Ana Hospital: "She cried and kept saying, 'Tell me she's not dead.'"
forensic doctor and dentist

Ana Hospital had always imagined dedicating herself to another specialty. In fact, while studying medicine, she worked as a primary care physician in a village, and also in a pediatrician's office. It was in the latter that she met Dr. Narcís Bardalet, who held dual positions as a pediatrician and forensic pathologist. Some days, after the consultation, she would accompany him to body removals. She enjoyed that job more than she imagined, and today she is a forensic doctor at the Institute of Forensic Medicine of Catalonia, a dentist, and a professor at the International University of Catalonia.
Can you tell me about a case you are proud to have helped solve?
— The Cervera murder. A 24-year-old woman was found dead on the train tracks. At first, the case was thought to be suicide, but the autopsy revealed she had been murdered. Months passed, and there was no clear suspect.
How did they solve it?
— Thanks to a bite on his chest, we thought we could make a comparative mold of the groom's teeth, whom the police suspected. A crime with dental evidence had never been solved in Spain.
How much information does our mouth have?
— It's like our black box; enamel is the hardest tissue in the body. When all the soft tissue has been destroyed—in cases of putrefaction or charred bodies—the teeth resist and allow us to conduct studies.
Studies like?
— No two mouths are the same, so we can compare the evidence with dental X-rays and know it's you.
But a prior X-ray must be taken.
— Of course, you should always have something to compare, even when it comes to fingerprints or DNA. This happened to us recently with DANA: many clinics had lost dental information, making it difficult to identify from the teeth.
He's been involved in many disasters, like the tsunami in Thailand. How do you identify people with more than 200,000 victims?
— We work with ante-mortem and post-mortem data.
What does it mean?
— The antemortem team has information from what the family has said about what that person looked like. The postmortem team creates a description of the deceased. And an integration center cross-references the data until it finds matches. And this is where we come in to run tests and see if it was indeed the same person.
Why is it important to identify it?
— To give the victims their names. It's important from a legal perspective, because without a death certificate, you're considered missing. Also from an economic perspective, because as a missing person, you can't transfer businesses, whatever.
Which case has particularly affected you?

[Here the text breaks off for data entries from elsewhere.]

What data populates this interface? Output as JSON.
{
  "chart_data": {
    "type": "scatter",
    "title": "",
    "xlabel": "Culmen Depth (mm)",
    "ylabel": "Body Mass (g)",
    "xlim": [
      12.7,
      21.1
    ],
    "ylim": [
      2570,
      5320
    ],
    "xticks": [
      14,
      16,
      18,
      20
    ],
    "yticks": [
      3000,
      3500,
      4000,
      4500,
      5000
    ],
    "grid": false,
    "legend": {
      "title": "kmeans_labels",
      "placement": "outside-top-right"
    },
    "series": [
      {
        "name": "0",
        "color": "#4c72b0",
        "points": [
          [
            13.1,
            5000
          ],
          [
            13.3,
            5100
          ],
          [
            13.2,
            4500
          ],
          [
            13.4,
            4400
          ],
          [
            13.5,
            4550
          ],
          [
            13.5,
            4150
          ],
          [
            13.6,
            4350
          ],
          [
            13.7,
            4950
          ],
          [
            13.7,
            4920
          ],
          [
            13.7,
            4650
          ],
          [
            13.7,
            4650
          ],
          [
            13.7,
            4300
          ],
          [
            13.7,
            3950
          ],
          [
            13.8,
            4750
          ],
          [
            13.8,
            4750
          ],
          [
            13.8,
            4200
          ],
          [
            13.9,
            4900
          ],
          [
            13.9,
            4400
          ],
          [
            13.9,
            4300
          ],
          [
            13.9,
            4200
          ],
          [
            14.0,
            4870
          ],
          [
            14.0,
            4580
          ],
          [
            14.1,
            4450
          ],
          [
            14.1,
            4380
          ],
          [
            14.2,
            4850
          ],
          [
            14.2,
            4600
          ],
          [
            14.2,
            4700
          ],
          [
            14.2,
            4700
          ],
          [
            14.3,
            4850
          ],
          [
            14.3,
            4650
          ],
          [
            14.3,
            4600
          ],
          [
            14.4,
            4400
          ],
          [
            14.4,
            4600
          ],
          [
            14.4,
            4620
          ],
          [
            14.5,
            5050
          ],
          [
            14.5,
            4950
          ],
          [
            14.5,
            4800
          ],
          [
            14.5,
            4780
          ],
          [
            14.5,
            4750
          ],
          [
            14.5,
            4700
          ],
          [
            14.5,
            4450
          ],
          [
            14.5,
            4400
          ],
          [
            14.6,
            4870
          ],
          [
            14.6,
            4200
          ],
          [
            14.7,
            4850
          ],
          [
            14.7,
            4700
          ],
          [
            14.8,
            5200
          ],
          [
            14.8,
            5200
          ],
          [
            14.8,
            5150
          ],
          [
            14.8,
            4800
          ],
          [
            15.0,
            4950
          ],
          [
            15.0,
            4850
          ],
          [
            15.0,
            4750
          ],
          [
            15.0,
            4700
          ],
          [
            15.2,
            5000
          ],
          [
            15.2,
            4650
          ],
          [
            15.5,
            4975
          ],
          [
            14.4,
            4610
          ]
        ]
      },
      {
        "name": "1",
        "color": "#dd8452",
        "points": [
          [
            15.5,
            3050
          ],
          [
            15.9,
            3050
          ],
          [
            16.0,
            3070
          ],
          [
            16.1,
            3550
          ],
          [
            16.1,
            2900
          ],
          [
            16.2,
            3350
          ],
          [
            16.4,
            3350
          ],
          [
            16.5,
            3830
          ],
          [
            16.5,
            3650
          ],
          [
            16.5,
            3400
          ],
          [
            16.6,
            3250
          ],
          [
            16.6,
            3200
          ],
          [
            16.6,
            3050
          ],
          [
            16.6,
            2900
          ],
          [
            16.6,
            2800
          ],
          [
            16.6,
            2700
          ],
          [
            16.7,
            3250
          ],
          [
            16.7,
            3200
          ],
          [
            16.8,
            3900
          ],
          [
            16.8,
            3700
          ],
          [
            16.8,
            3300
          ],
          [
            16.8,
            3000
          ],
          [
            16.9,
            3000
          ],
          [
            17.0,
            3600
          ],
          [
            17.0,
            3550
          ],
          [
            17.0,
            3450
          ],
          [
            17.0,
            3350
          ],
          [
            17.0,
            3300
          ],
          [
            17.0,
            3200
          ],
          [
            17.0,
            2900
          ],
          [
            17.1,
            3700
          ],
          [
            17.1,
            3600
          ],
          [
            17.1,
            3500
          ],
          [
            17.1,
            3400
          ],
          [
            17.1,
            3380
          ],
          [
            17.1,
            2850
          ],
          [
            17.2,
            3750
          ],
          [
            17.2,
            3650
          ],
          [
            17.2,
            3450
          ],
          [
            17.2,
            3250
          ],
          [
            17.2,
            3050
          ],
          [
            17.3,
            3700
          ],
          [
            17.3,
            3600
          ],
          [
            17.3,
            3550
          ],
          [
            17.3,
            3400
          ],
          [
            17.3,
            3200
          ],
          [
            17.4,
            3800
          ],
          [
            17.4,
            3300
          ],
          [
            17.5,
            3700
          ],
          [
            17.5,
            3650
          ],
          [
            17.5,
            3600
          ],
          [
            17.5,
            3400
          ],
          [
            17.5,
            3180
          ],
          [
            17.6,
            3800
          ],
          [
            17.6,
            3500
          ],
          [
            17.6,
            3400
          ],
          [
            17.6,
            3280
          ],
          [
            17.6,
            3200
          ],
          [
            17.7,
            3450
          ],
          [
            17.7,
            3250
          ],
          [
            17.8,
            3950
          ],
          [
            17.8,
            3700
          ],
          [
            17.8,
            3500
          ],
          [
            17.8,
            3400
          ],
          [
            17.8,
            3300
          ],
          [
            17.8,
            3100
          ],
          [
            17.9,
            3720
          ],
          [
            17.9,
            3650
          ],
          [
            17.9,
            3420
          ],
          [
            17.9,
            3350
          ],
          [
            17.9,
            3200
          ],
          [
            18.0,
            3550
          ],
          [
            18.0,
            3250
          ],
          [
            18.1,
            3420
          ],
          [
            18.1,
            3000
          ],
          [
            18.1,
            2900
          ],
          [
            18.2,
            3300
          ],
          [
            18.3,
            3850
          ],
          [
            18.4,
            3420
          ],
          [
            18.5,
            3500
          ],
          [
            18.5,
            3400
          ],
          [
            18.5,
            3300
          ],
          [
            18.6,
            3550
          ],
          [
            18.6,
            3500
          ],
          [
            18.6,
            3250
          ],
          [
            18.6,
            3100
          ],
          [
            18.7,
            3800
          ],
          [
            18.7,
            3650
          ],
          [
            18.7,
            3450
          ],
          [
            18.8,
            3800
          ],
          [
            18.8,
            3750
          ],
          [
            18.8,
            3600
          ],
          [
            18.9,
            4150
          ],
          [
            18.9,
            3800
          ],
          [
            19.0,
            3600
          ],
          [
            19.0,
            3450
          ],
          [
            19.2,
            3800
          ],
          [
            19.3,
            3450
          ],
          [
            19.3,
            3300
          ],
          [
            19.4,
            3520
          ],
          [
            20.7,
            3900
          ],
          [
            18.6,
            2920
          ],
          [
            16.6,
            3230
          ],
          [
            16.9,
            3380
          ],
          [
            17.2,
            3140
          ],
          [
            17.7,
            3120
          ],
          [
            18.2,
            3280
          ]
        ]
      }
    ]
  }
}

— Many... I remember the Castelldefels train accident. When we were collecting data with the Mossos d'Esquadra, a girl told us that her partner had seen the train coming and had pulled her away, but his foot had gotten caught.
Don't some images haunt you?
— They impact you, yes. But they usually impact the living. The first death I ever saw was an autopsy when I was a medical student. All I could think about was not fainting, and I managed perfectly. But when I left, I saw the family and how they were wearing their clothes, and these things really affect me more.
When someone studies medicine, aren't they interested in life, not death?
— Forensic pathologists primarily work with the living, even though we have the image of autopsies. We advise the courts on everything they need: assessing injuries in traffic accidents, preparing psychiatric reports on victims and assailants, removing bodies in cases of sudden death...
And when you know someone has done something disgusting… Doesn't it cost you?
— You have to be objective and assess the state of his mental capacity to assist the courts. It's not an easy job. I remember a man who killed his wife in the street after an argument. We arrested him right there, and later, when I went to see him, he was devastated, crying, and just kept saying, "Tell me she's not dead, tell me she's not dead." And I didn't tell him the truth because at the time, I thought he wasn't ready to hear it.
What do you like most about your job?
— It seems like cold medicine, but on the contrary, it's very humane. You're a public sector helper, and you have to know how to deal with people who are on the edge. I like to contribute my knowledge to solve a case.